Masduki, salah satu pembedah buku yang juga Dosen Ilmu Komunikasi UII, memberikan apresiasi atas semangat akademis, menelaah perpektif islam secara historis dan melihat tantangan studi komunikasi dan islam ke depan. Dilihat dari sejarahnya, Masduki menjelaskan bahwa kini telah banyak dikritik fenomena selebritas akademisi dalam wacana Dark Academy dari Ian Fleming. Tema-tema studi komunikasi yang merujuk ke pemerintah ini juga menuai kritik hingga lahirlah akademisi yang melakukan perlawanan ideologi. “Kita harus mencoba melakukan de-western perspective dengan yang terpinggirkan atau periphery, tulisan itu harus berangkat dari kritik. kalau mengacu dari adorno dan kawan-kawan mazhab frankfurt, bisa pendekatan historis. Misal dengan membaca islam dan mustada’fin, dan kritik-kritik yang bersifat ekonomi politk,” jelas Masduki.
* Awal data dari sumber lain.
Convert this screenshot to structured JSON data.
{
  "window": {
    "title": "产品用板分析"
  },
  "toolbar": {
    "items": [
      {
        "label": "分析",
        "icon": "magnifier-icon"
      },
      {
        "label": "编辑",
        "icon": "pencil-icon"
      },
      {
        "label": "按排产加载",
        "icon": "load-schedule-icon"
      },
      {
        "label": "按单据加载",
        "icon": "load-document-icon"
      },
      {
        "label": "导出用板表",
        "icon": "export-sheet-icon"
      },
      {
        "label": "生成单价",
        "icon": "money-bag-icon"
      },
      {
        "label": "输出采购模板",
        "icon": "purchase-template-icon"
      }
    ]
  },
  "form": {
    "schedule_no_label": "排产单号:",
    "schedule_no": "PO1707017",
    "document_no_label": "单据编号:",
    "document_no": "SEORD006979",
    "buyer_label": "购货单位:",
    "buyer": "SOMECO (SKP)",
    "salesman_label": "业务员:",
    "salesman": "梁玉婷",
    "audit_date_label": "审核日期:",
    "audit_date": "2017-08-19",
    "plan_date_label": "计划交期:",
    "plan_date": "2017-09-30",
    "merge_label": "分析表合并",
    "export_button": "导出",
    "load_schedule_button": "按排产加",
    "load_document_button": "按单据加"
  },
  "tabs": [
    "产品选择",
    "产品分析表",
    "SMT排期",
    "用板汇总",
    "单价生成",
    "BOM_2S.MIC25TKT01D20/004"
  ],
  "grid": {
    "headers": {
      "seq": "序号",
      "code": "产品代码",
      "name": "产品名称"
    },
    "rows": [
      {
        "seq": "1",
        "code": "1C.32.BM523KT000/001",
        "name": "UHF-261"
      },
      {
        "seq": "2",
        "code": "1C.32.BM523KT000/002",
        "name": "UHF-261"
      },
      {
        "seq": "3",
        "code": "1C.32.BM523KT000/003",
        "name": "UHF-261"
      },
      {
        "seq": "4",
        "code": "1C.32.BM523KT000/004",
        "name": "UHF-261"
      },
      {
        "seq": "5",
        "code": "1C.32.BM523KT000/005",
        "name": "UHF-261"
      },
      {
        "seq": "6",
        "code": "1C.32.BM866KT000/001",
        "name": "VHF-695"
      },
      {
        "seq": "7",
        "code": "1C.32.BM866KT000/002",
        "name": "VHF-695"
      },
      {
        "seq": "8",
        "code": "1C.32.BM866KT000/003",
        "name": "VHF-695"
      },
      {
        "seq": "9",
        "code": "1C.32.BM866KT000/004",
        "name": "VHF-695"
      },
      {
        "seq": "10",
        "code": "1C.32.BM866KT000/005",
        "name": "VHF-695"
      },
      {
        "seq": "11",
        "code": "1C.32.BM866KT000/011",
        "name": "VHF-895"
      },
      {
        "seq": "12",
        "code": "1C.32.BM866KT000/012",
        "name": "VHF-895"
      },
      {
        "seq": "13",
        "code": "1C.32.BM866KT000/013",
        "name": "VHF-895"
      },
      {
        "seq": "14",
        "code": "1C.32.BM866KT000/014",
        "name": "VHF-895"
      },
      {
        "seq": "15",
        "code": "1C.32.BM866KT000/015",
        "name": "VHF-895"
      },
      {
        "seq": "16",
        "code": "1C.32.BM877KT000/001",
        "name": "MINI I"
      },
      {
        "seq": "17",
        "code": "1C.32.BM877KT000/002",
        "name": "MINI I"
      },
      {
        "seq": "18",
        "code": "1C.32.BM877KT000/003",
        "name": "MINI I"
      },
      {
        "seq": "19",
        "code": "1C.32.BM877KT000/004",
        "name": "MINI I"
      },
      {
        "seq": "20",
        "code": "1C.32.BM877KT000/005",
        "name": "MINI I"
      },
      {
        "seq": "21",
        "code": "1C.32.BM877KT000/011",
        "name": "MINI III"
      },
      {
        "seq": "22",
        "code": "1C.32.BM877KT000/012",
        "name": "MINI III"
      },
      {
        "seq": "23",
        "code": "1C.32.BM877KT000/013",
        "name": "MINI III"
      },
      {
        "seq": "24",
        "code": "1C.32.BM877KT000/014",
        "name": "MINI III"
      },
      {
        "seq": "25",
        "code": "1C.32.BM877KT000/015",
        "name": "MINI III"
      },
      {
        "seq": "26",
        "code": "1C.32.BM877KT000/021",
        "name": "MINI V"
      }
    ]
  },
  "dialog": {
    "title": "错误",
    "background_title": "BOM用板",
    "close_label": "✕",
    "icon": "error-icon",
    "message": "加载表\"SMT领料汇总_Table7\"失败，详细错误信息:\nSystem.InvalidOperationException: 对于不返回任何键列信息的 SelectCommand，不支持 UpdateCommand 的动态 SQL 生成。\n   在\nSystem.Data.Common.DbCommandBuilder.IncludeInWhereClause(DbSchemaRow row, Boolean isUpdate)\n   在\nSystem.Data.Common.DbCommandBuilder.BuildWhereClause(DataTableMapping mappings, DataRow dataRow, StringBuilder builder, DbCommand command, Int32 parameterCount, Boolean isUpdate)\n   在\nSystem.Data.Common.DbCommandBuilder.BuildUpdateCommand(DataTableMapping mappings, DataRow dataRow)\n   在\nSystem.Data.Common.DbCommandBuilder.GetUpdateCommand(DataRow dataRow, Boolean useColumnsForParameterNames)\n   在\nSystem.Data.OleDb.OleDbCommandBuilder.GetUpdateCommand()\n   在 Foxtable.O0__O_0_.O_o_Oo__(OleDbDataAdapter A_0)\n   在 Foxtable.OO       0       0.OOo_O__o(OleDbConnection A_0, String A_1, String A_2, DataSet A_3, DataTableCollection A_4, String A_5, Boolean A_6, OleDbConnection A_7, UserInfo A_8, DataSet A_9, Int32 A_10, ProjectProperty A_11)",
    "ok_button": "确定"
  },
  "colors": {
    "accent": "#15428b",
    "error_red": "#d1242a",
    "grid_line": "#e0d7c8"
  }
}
Selama ini, kata masduki, akademisi hanya mejadikan Islam sebagai bingkai, tetapi komunikasinya yang dibangun tetap pola pikir Barat. “ini menjadi penyederhanaan. Seharusnya seperti buku sejarah politik islam. Dia melihat islam sebagai peradaban yang panjang. Melakukan kritik dalam islam,” kata Masduki.
Masduki menjelaskan, jika kemudian merujuk seperti yang dianjurkan Hassan hanafi, setelah kita kritik Kajian Komunikasi yang perspektif barat, lalu kita harus lihat yang empiris ini, “yang dilakukan kawan-kawan ini di buku ini. Misalnya bagaimana islam in digital communication. Tantangan lain juga muncul misalnya bagaimana kita bisa melihat dimensi filosofis dari sini, epistemilogisna apa ini dari islamic PR, ontologisnya apa, aksiologisnya seperti apa,” ungkap Masduki,
Selain tantangan kritik perpektif pemikiran Barat dalam konteks Islam, juga tantangan dimensi filosofis seperti epistemologis, ontologis, dan aksiologi. Dan tantangan selanjutnya, kata Masduki adalah tantangan kelembagaan. “Kita, di Komunikasi UII, akan mendirikan Kaliurang School atau Mazhab Kaliurang Kita mulai dengan membuat UII way dengan Kaliurang School.”